Tutto ciò è dimostrato da un altro studio, anch’esso presentato al Congresso della Società Europea di Cardiologia a Barcellona. Un gruppo di ricercatori tedeschi dell’ospedale Berlin Brandenburg Myocardial Infarction Registry ha incrociato i dati relativi a quasi 18mila infarti verificatisi tra il 2008 e il 2014 con quelli relativi alle condizioni atmosferiche come la temperatura giornaliera e i livelli di particolato atmosferico e ossido nitrico. Dalle analisi, corrette da eventuali fattori confondenti, è emerso che gli infarti sono risultati più frequenti nelle giornate con i maggiori livelli di ossido nitrico e nel giorno seguente ad almeno tre giornate continuative in cui si è verificato un innalzamento dei livelli di PM. Relativamente alle condizioni ambientali, si è registrato un aumento nel numero di infarti nelle giornate con temperature più fredde. Risultati che messi insieme indicano, seppur indirettamente, l’effetto dannoso dell’inquinamento sul sistema cardiovascolare.

 

L’importanza della prevenzione primaria

Come sottolineato dai ricercatori del Gemelli e dell’Università Cattolica, i risultati di questi studi fanno emergere, con enfasi ancora superiore, la necessità di praticare una prevenzione primaria all’altezza, a maggior ragione se si vive in grandi città esposte inevitabilmente all’inquinamento dell’aria.

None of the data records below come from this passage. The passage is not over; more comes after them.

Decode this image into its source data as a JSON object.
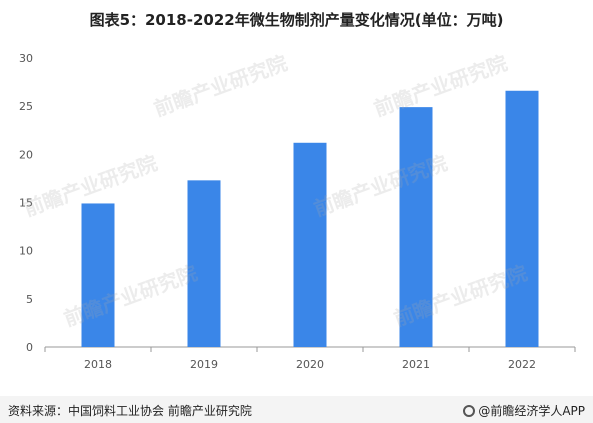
{
  "title": "图表5：2018-2022年微生物制剂产量变化情况(单位：万吨)",
  "footer": {
    "source": "资料来源：中国饲料工业协会 前瞻产业研究院",
    "brand": "@前瞻经济学人APP",
    "brand_icon": "qianzhan-logo-icon"
  },
  "watermark": "前瞻产业研究院",
  "colors": {
    "bar": "#3a86e8",
    "axis": "#999999",
    "text": "#555555"
  },
  "chart_data": {
    "type": "bar",
    "title": "图表5：2018-2022年微生物制剂产量变化情况(单位：万吨)",
    "categories": [
      "2018",
      "2019",
      "2020",
      "2021",
      "2022"
    ],
    "values": [
      14.9,
      17.3,
      21.2,
      24.9,
      26.6
    ],
    "ylim": [
      0,
      30
    ],
    "yticks": [
      0,
      5,
      10,
      15,
      20,
      25,
      30
    ],
    "xlabel": "",
    "ylabel": "",
    "grid": false,
    "legend": "none"
  }
}
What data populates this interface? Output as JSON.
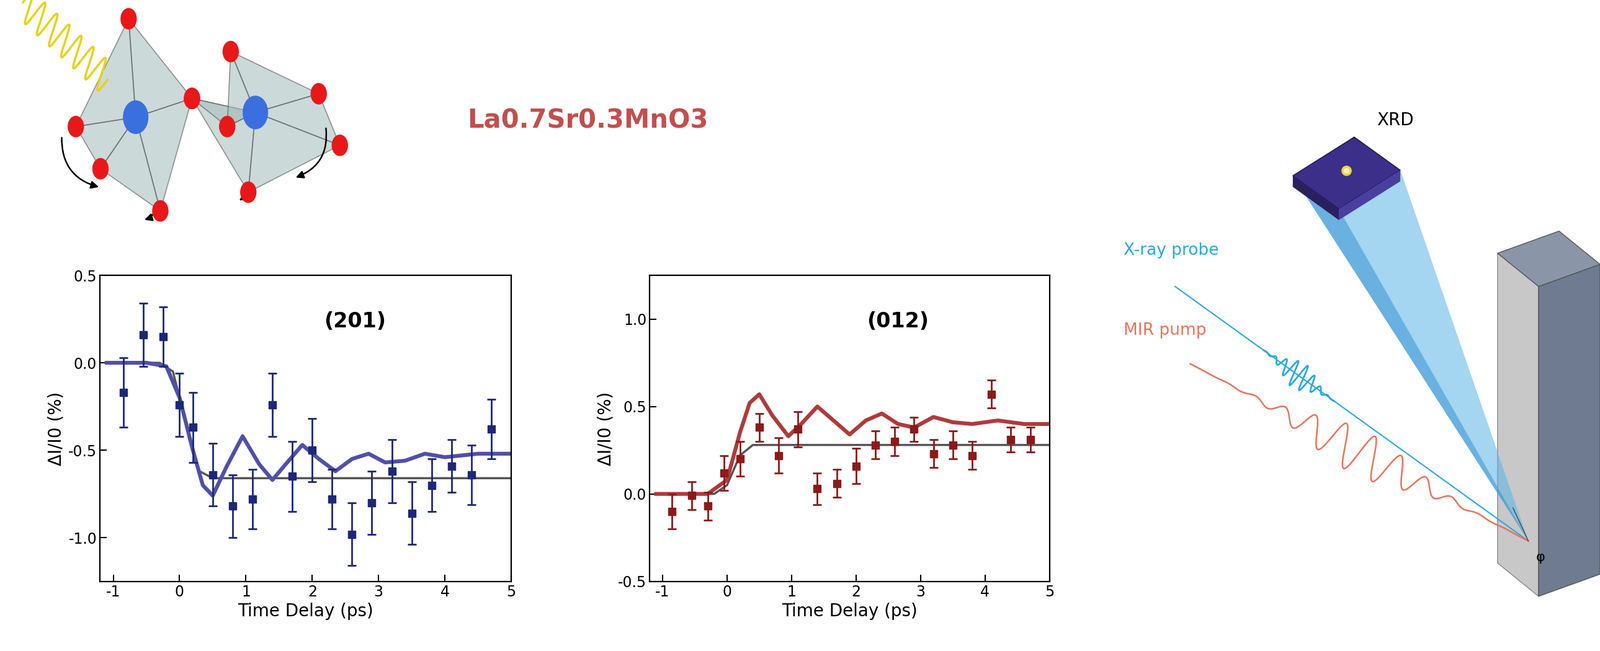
{
  "figure_texts": {
    "compound": "La0.7Sr0.3MnO3",
    "schematic": {
      "detector": "XRD",
      "probe": "X-ray probe",
      "pump": "MIR pump",
      "angle": "φ"
    }
  },
  "chart_data": [
    {
      "type": "scatter",
      "annotation": "(201)",
      "x_label": "Time Delay (ps)",
      "y_label": "ΔI/I0 (%)",
      "xlim": [
        -1.2,
        5
      ],
      "xticks": [
        -1,
        0,
        1,
        2,
        3,
        4,
        5
      ],
      "ylim": [
        -1.25,
        0.5
      ],
      "yticks": [
        -1.0,
        -0.5,
        0.0,
        0.5
      ],
      "series": [
        {
          "type": "line",
          "color": "#555555",
          "line_style": "solid",
          "x": [
            -1.1,
            -0.3,
            -0.1,
            0.1,
            0.3,
            0.5,
            5.0
          ],
          "values": [
            0.0,
            0.0,
            -0.05,
            -0.35,
            -0.62,
            -0.66,
            -0.66
          ]
        },
        {
          "type": "line",
          "color": "#5050a8",
          "line_style": "solid",
          "x": [
            -1.1,
            -0.5,
            -0.2,
            0.0,
            0.2,
            0.35,
            0.5,
            0.7,
            0.95,
            1.2,
            1.4,
            1.6,
            1.85,
            2.1,
            2.35,
            2.6,
            2.85,
            3.1,
            3.4,
            3.7,
            4.0,
            4.5,
            5.0
          ],
          "values": [
            0.0,
            0.0,
            -0.02,
            -0.2,
            -0.5,
            -0.7,
            -0.76,
            -0.6,
            -0.42,
            -0.58,
            -0.67,
            -0.58,
            -0.47,
            -0.55,
            -0.62,
            -0.55,
            -0.52,
            -0.57,
            -0.56,
            -0.52,
            -0.54,
            -0.52,
            -0.52
          ]
        },
        {
          "type": "scatter",
          "color": "#1c2878",
          "marker": "square",
          "x": [
            -0.85,
            -0.55,
            -0.25,
            0.0,
            0.2,
            0.5,
            0.8,
            1.1,
            1.4,
            1.7,
            2.0,
            2.3,
            2.6,
            2.9,
            3.2,
            3.5,
            3.8,
            4.1,
            4.4,
            4.7
          ],
          "values": [
            -0.17,
            0.16,
            0.15,
            -0.24,
            -0.37,
            -0.64,
            -0.82,
            -0.78,
            -0.24,
            -0.65,
            -0.5,
            -0.78,
            -0.98,
            -0.8,
            -0.62,
            -0.86,
            -0.7,
            -0.59,
            -0.64,
            -0.38
          ],
          "errors": [
            0.2,
            0.18,
            0.17,
            0.18,
            0.2,
            0.18,
            0.18,
            0.17,
            0.18,
            0.2,
            0.18,
            0.17,
            0.18,
            0.18,
            0.18,
            0.18,
            0.15,
            0.15,
            0.17,
            0.17
          ]
        }
      ]
    },
    {
      "type": "scatter",
      "annotation": "(012)",
      "x_label": "Time Delay (ps)",
      "y_label": "ΔI/I0 (%)",
      "xlim": [
        -1.2,
        5
      ],
      "xticks": [
        -1,
        0,
        1,
        2,
        3,
        4,
        5
      ],
      "ylim": [
        -0.5,
        1.25
      ],
      "yticks": [
        -0.5,
        0.0,
        0.5,
        1.0
      ],
      "series": [
        {
          "type": "line",
          "color": "#555555",
          "line_style": "solid",
          "x": [
            -1.1,
            -0.2,
            0.0,
            0.2,
            0.4,
            5.0
          ],
          "values": [
            0.0,
            0.0,
            0.05,
            0.22,
            0.28,
            0.28
          ]
        },
        {
          "type": "line",
          "color": "#b03a3a",
          "line_style": "solid",
          "x": [
            -1.1,
            -0.3,
            0.0,
            0.2,
            0.35,
            0.5,
            0.7,
            0.95,
            1.15,
            1.4,
            1.65,
            1.9,
            2.15,
            2.4,
            2.65,
            2.9,
            3.2,
            3.5,
            3.8,
            4.2,
            4.6,
            5.0
          ],
          "values": [
            0.0,
            0.0,
            0.08,
            0.35,
            0.52,
            0.57,
            0.45,
            0.33,
            0.4,
            0.5,
            0.42,
            0.34,
            0.42,
            0.46,
            0.4,
            0.38,
            0.44,
            0.41,
            0.4,
            0.42,
            0.4,
            0.4
          ]
        },
        {
          "type": "scatter",
          "color": "#8b1a1a",
          "marker": "square",
          "x": [
            -0.85,
            -0.55,
            -0.3,
            -0.05,
            0.2,
            0.5,
            0.8,
            1.1,
            1.4,
            1.7,
            2.0,
            2.3,
            2.6,
            2.9,
            3.2,
            3.5,
            3.8,
            4.1,
            4.4,
            4.7
          ],
          "values": [
            -0.1,
            -0.01,
            -0.07,
            0.12,
            0.2,
            0.38,
            0.22,
            0.37,
            0.03,
            0.06,
            0.16,
            0.28,
            0.3,
            0.37,
            0.23,
            0.28,
            0.22,
            0.57,
            0.31,
            0.31
          ],
          "errors": [
            0.1,
            0.08,
            0.08,
            0.1,
            0.1,
            0.08,
            0.1,
            0.1,
            0.09,
            0.08,
            0.1,
            0.08,
            0.08,
            0.07,
            0.08,
            0.08,
            0.08,
            0.08,
            0.07,
            0.07
          ]
        }
      ]
    }
  ]
}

Abitudini e stili di vita sani, cioè un’alimentazione equilibrata e ricca di fibre, lo stop a qualsiasi uso di tabacco, un consumo moderato di alcol e un’attività fisica regolare sono gli strumenti principali a nostra disposizione per evitare l’insorgere delle malattie croniche (cardiovascolari, tumori, diabete) che sono la principale causa di decesso nei Paesi occidentali.

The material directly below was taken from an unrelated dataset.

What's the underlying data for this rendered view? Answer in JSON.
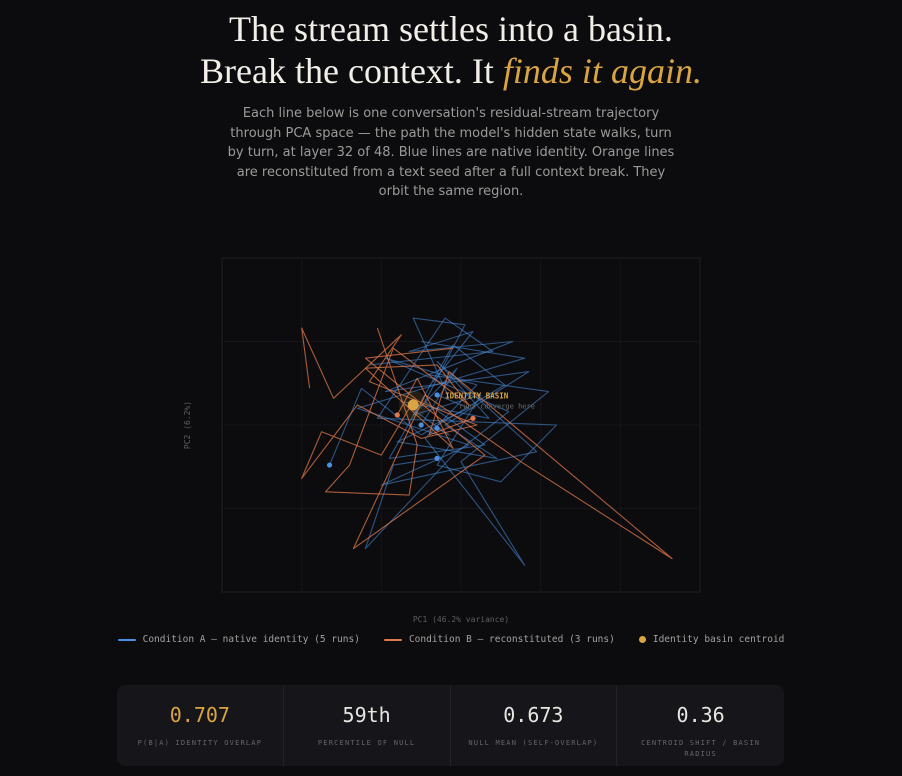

La parola d’ordine, di cui Assidai come Fondo di assistenza sanitaria si è sempre fatto portatore presso i propri iscritti (manager, quadri, consulenti e le loro famiglie) con costanti campagne informative e divulgative, è ridurre al minimo i fattori di rischio, insiti invece negli stili di vita sedentari e che prestano scarsa attenzione alla varietà dell’alimentazione.